Executive control or inhibition: Capacity for maintaining self-control in order to achieve a goal (this includes ignoring distractions).

Orienting: Picking out the most important sensory information in a particular situation (such as monitoring the behavior of a car in front of you while driving).

According to researcher João Verissimo, who is affiliated with the University of Lisbon, “We use all three processes constantly. For example, when you are driving a car, alerting is your increased preparedness when you approach an intersection. Orienting occurs when you shift your attention to an unexpected movement, such as a pedestrian. And executive function allows you to inhibit distractions such as birds or billboards so you can stay focused on driving.”

In their tests of study subjects, the scientists found that orienting and executive control improved with age. Only alerting slipped.1

The researchers believe that orienting and executive control actually get better as we get older because these sorts of skills improve with practice. In contrast, they say, alerting can’t really be reinforced by repetition. So, that skill is more likely to decline. However, the researchers caution that the causes behind these changes is just speculation.

Either way, the results provide some support for the old adage that you really do grow wiser as you get older.

Dr. Ullman suggests that we all concentrate on honing these mental skills to help our brains function better as we age.

“People have widely assumed that attention and executive functions (which include decision-making processes) decline with age, despite intriguing hints from some smaller-scale studies that raised questions about these assumptions,” says Dr.

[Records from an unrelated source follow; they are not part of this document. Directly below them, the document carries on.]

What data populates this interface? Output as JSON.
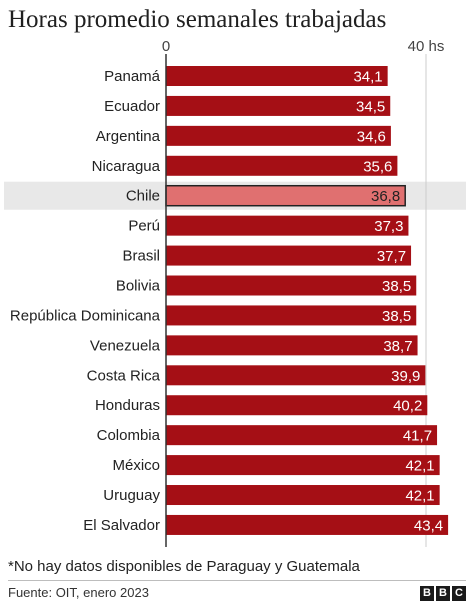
{
  "title": "Horas promedio semanales trabajadas",
  "footnote": "*No hay datos disponibles de Paraguay y Guatemala",
  "source": "Fuente: OIT, enero 2023",
  "logo": [
    "B",
    "B",
    "C"
  ],
  "colors": {
    "bar": "#a50f15",
    "highlight_bar": "#e07070",
    "highlight_row": "#e8e8e8",
    "gridline": "#cccccc"
  },
  "chart_data": {
    "type": "bar",
    "orientation": "horizontal",
    "categories": [
      "Panamá",
      "Ecuador",
      "Argentina",
      "Nicaragua",
      "Chile",
      "Perú",
      "Brasil",
      "Bolivia",
      "República Dominicana",
      "Venezuela",
      "Costa Rica",
      "Honduras",
      "Colombia",
      "México",
      "Uruguay",
      "El Salvador"
    ],
    "values": [
      34.1,
      34.5,
      34.6,
      35.6,
      36.8,
      37.3,
      37.7,
      38.5,
      38.5,
      38.7,
      39.9,
      40.2,
      41.7,
      42.1,
      42.1,
      43.4
    ],
    "value_labels": [
      "34,1",
      "34,5",
      "34,6",
      "35,6",
      "36,8",
      "37,3",
      "37,7",
      "38,5",
      "38,5",
      "38,7",
      "39,9",
      "40,2",
      "41,7",
      "42,1",
      "42,1",
      "43,4"
    ],
    "tick_labels": [
      "0",
      "40 hs"
    ],
    "ticks": [
      0,
      40
    ],
    "xlim": [
      0,
      45
    ],
    "highlight": "Chile",
    "grid": true
  }
}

Ullman. “But the results from our large study indicate that critical elements of these abilities actually improve during aging, likely because we simply practice these skills throughout our life.”

The Early Bird Gets Better Brain Performance 

Meanwhile, brain researchers in Canada have a tip for getting the best performance out of an older brain when you’re tackling challenging tasks: get to them first thing in the morning.

A study at the University of Toronto and the Baycrest Rotman Research Institute shows that when older folks tackle intellectually demanding work, the neuronal networks in their brain function better earlier in the day, before lunch.2

So, the Canadians say that if you’re doing your taxes, taking a driver’s license renewal exam, trying to cook a new recipe or consulting a healthcare practitioner about a new health problem, you should schedule those activities for the morning.

As a final note, I’d add that to keep your mental performance at its best, be sure to get enough sleep. Plenty of studies show that missing out on sleep compromises your intellectual abilities. And if you skimp on sleep don’t get suckered into thinking that caffeine or other stimulants can solve the problem.

A study at Harvard shows that after missing significant sleep, caffeine, modafinil (a stimulant) or even amphetamines will make you think you’re more alert but your decision-making abilities will still be awful. 3 So get plenty of shut-eye!